Pigeon! I don’t know where to get pigeon! Whoa there readers Phil, Tina, Cindy and Kate! I hope you know me a bit better than that. Very very rarely do I pull a Saveur and call for an impossible-to-find ingredient. Mrs. Pastry and I used to love that magazine, by the way, but for as much as we loved it, we also loved to laugh at it. Their ingredients lists were hilarious.

1 cup flour
1 teaspoon salt
1/2 cup chicken stock
1 lb. ox clavicle, smoked

You’d cruise along merrily until you hit that one item that punctured your enthusiasm like a ten penny nail through a steel-belted radial.

4 slices crust bread
6 slices tomato
1 sprig parsley
2 snipe eggs, any size

Thanks a load! After a while I simply had to quit the thing. They just teased me too much. Apparently quite a few other readers felt the same way, the magazine closed down for a while as I recall. It seems they’re back up and running now, I trust without the recipes that require a special hunting trip to Mount Kinabulu.

But rest assured you guys, I’ll provide an easy-to-come-by alternative for anything odd. Bisteeya is mostly made with chicken nowadays anyway. But to your specific question, Rob, I think I am going to try to make the warqa (the pastry) just for fun. But filo dough works every bit as well.

14 thoughts on “Don’t panic!”

    1. Indeed. Chicagoans feels the same way. Shoot one in Iowa, however, and it’s called squab.

  1. Both the Middle Eastern and Chinese grocery stores near here sell Squab at very reasonable prices. That’s probably a good option in most big cities.

  2. Dear Joe,

    Here are a few more savory ideas for you:
    -Beef Wellington – always seems way too intimidating for me so I’d like to see how it’s done
    -Spanikopita/Triokopita (or whatever the all cheese version is called). Phyllo is also intimidating.
    -Rotolo -again, I’ll bring up the spinach pasta. Sheets would be cool to show. People could freeze them and then use them for lasagna.
    -Gnocchi- picked up some gnocchi flour at Williams Sonoma just the other day
    -Pot pie – fall is coming after all. A unique pot pie other than the standard chicken could be fun.

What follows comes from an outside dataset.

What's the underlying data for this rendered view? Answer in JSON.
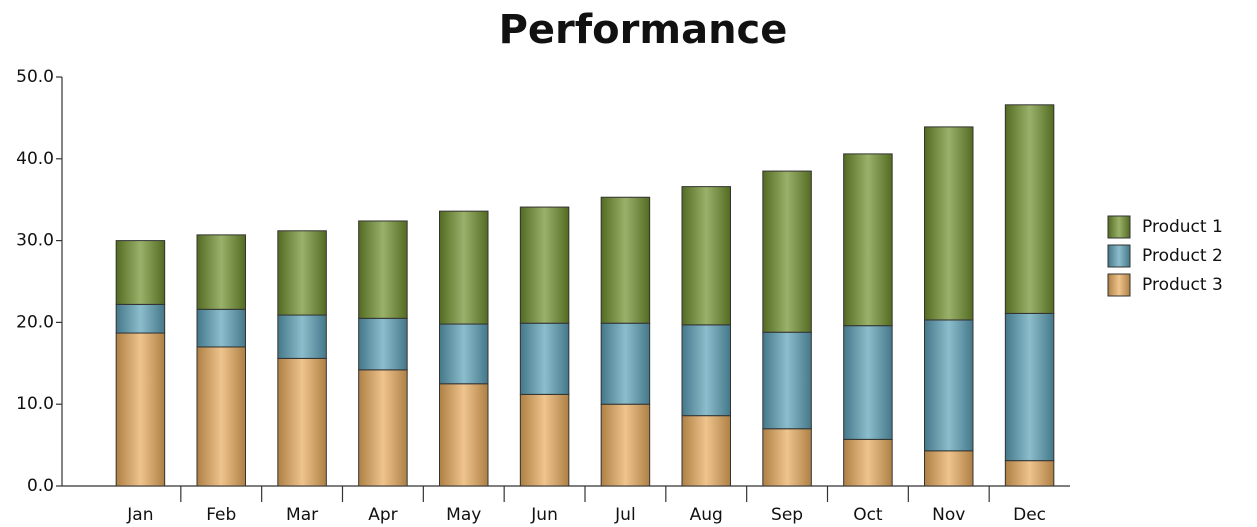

    On the completely sweet side, don’t forget about introducing St. Louis Gooey Butter Cake to the world. There is a fun story behind it, the tradition started as a baker’s accident.

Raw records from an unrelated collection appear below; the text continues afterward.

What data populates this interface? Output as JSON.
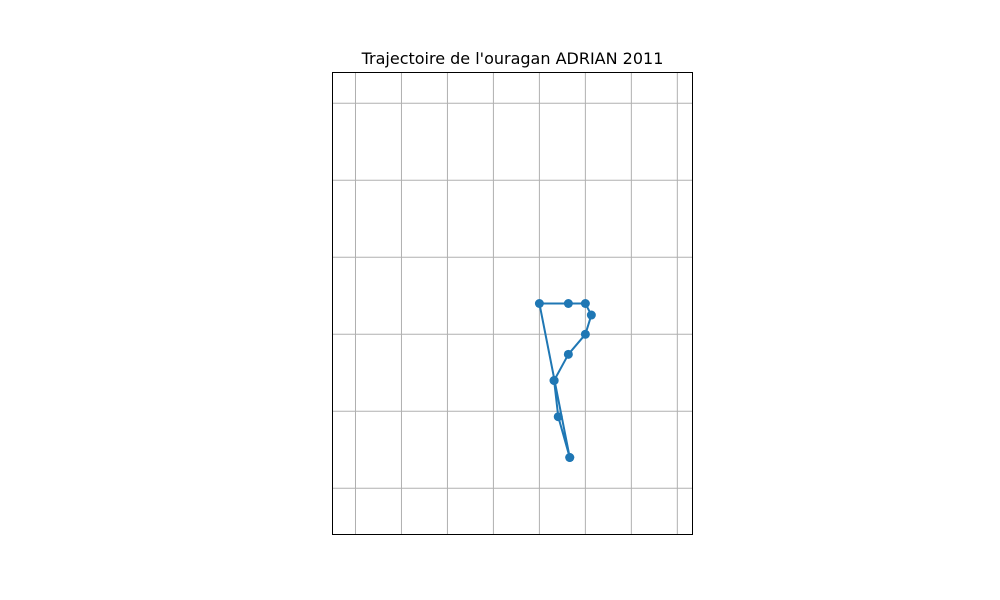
{
  "chart_data": {
    "type": "line",
    "title": "Trajectoire de l'ouragan ADRIAN 2011",
    "xlabel": "",
    "ylabel": "",
    "xlim": [
      -106.5,
      -98.67
    ],
    "ylim": [
      9.4,
      15.4
    ],
    "grid": true,
    "marker": "circle",
    "series": [
      {
        "color": "#1f77b4",
        "points": [
          {
            "x": -101.34,
            "y": 10.4
          },
          {
            "x": -101.59,
            "y": 10.93
          },
          {
            "x": -101.68,
            "y": 11.4
          },
          {
            "x": -101.68,
            "y": 11.4
          },
          {
            "x": -101.37,
            "y": 11.74
          },
          {
            "x": -101.0,
            "y": 12.0
          },
          {
            "x": -100.87,
            "y": 12.25
          },
          {
            "x": -101.0,
            "y": 12.4
          },
          {
            "x": -101.37,
            "y": 12.4
          },
          {
            "x": -102.0,
            "y": 12.4
          },
          {
            "x": -101.34,
            "y": 10.4
          }
        ]
      }
    ]
  }
}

    Loved all the kolachi. I am going to make a tried and true recipe this week. One of our old neighbors (Mrs. Stapleton who lived on the corner) gave me the recipe in 1978.

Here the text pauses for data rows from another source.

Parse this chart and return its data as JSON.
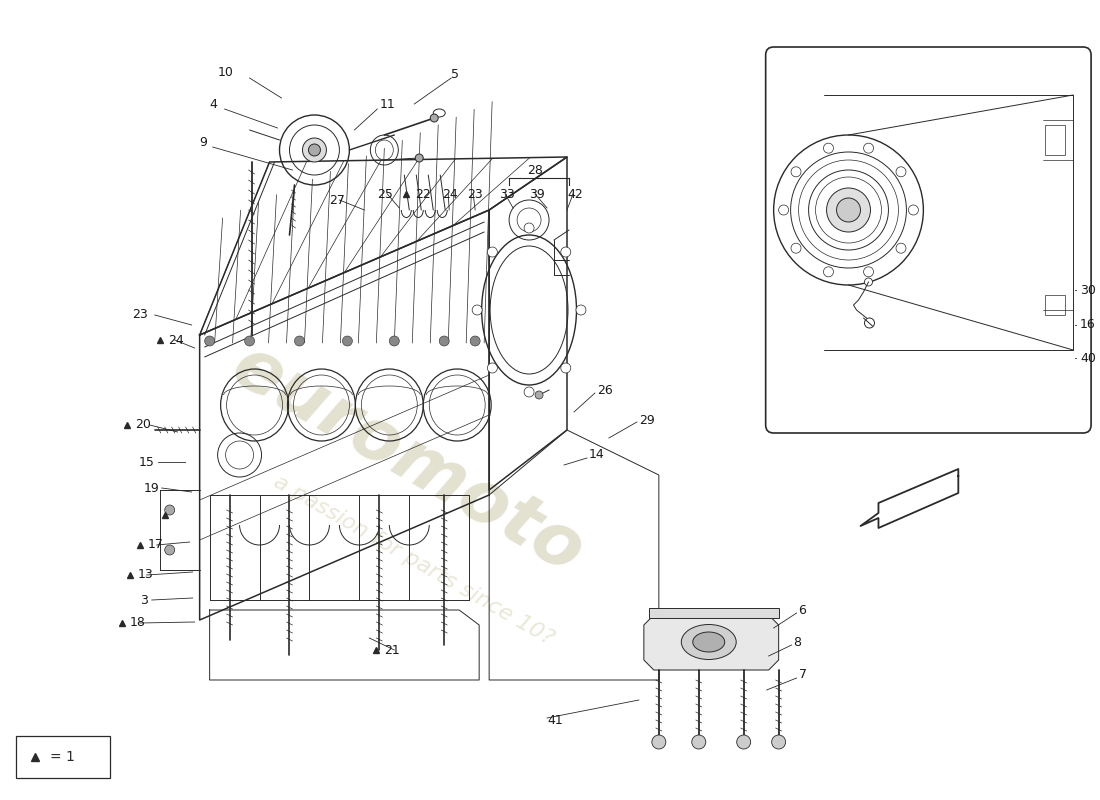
{
  "bg_color": "#ffffff",
  "line_color": "#2a2a2a",
  "label_color": "#1a1a1a",
  "watermark_color1": "#c8c4a0",
  "watermark_color2": "#d4d0b0",
  "fig_width": 11.0,
  "fig_height": 8.0,
  "legend_text": "▲ = 1",
  "label_fontsize": 9.0,
  "lw_main": 1.1,
  "lw_thin": 0.7,
  "lw_detail": 0.5
}
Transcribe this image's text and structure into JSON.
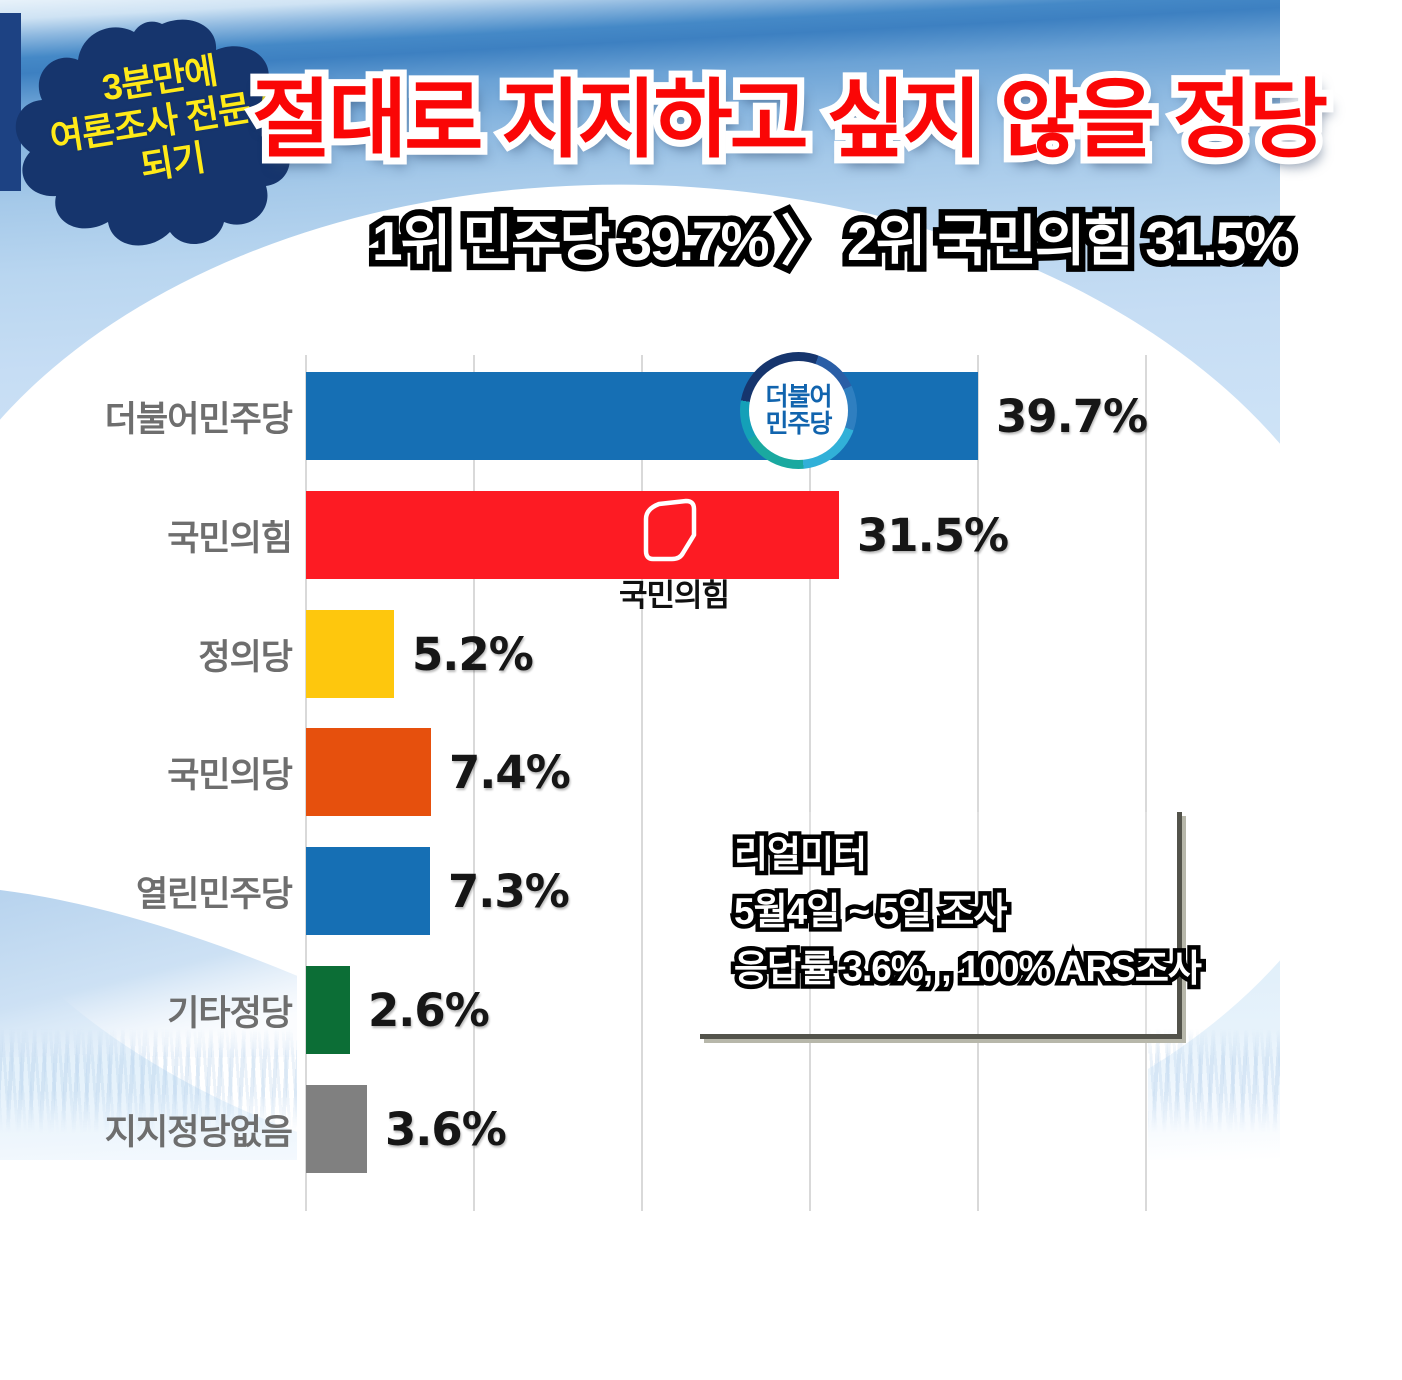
{
  "badge": {
    "lines": [
      "3분만에",
      "여론조사 전문가",
      "되기"
    ]
  },
  "header": {
    "title": "절대로 지지하고 싶지 않을 정당",
    "subtitle": "1위 민주당 39.7% 〉 2위 국민의힘 31.5%"
  },
  "chart_data": {
    "type": "bar",
    "orientation": "horizontal",
    "title": "절대로 지지하고 싶지 않을 정당",
    "categories": [
      "더불어민주당",
      "국민의힘",
      "정의당",
      "국민의당",
      "열린민주당",
      "기타정당",
      "지지정당없음"
    ],
    "values": [
      39.7,
      31.5,
      5.2,
      7.4,
      7.3,
      2.6,
      3.6
    ],
    "value_labels": [
      "39.7%",
      "31.5%",
      "5.2%",
      "7.4%",
      "7.3%",
      "2.6%",
      "3.6%"
    ],
    "bar_colors": [
      "#166FB4",
      "#FD1B23",
      "#FEC70D",
      "#E6500D",
      "#166FB4",
      "#0C6E36",
      "#808080"
    ],
    "xlim": [
      0,
      50
    ],
    "gridline_interval": 10,
    "grid": true,
    "legend": "none"
  },
  "logos": {
    "minjoo": {
      "line1": "더불어",
      "line2": "민주당"
    },
    "ppp": {
      "label": "국민의힘"
    }
  },
  "source_box": {
    "lines": [
      "리얼미터",
      "5월4일 ~ 5일 조사",
      "응답률 3.6%, , 100% ARS조사"
    ]
  },
  "colors": {
    "title_red": "#FA0606",
    "badge_navy": "#16356D",
    "badge_yellow": "#FFEA18",
    "header_blue": "#4589C7",
    "category_label_gray": "#6E6E6E",
    "gridline_gray": "#D9D9D9",
    "minjoo_ring": [
      "#16356D",
      "#2A5EA6",
      "#2F7FC0",
      "#31B0D8",
      "#1AA9A0",
      "#14A0B8"
    ],
    "minjoo_text_blue": "#1164AE",
    "source_border": "#53534B"
  }
}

    1. Hey Sis! Those are all good ideas!

      Send me Mrs. Stapleton’s recipe when you get a chance, will you? I’d be curious.

      – J

  3. You don’t want the pigeons from N.Y.C.
    trust me. We call them flying rats here also.
    I believe their droppings are also associated
    with legionaires disease.

  4. Hi Joe,

    I recently attended a pasta making class and by the end of it realized I could probably make phyllo on the old Atlas hand crank and the chef confirmed that I could. If you do a tutorial on phyllo as your sister suggested, could you check into the pasta maker as possible tool? I’ve always been totally intimidated by the thought of rolling it by hand.

    1. Hey Linda!

      I won’t be doing phyllo this week, but that’s an intriguing idea. The warqa sheets use a very different method that I think you’ll find very interesting. But I’ll look into phyllo for another project and try to do it soon.

      Thanks for the suggestion!

      – Joe

  5. You could do the good old Kiwi/Aussie meat pie. Standard fast food here, and can be delicious or horrible.
    I love them with flaky pastry top and bottom, but most places make them with a more solid not-so-short crust bottom to make them easier to eat – the eating is done by holding them as you would a sandwich.
    The Scottish mutton pie is also a winner. Otherwise known as a scotch pie, and made with hot water pastry. On the subject of hot water pastry – you could also do a standing game pie or pork pie. It’s a bit of an art to get the pastry to stay up all by itself without a dish around it. An art I haven’t quite mastered – my standing pies always seem to slump a bit, making holes that the interior jelly can leak from.

    1. All great ideas, Bronwyn! I can see I’m going to need to do a few savory pies this fall. These all sound terrific.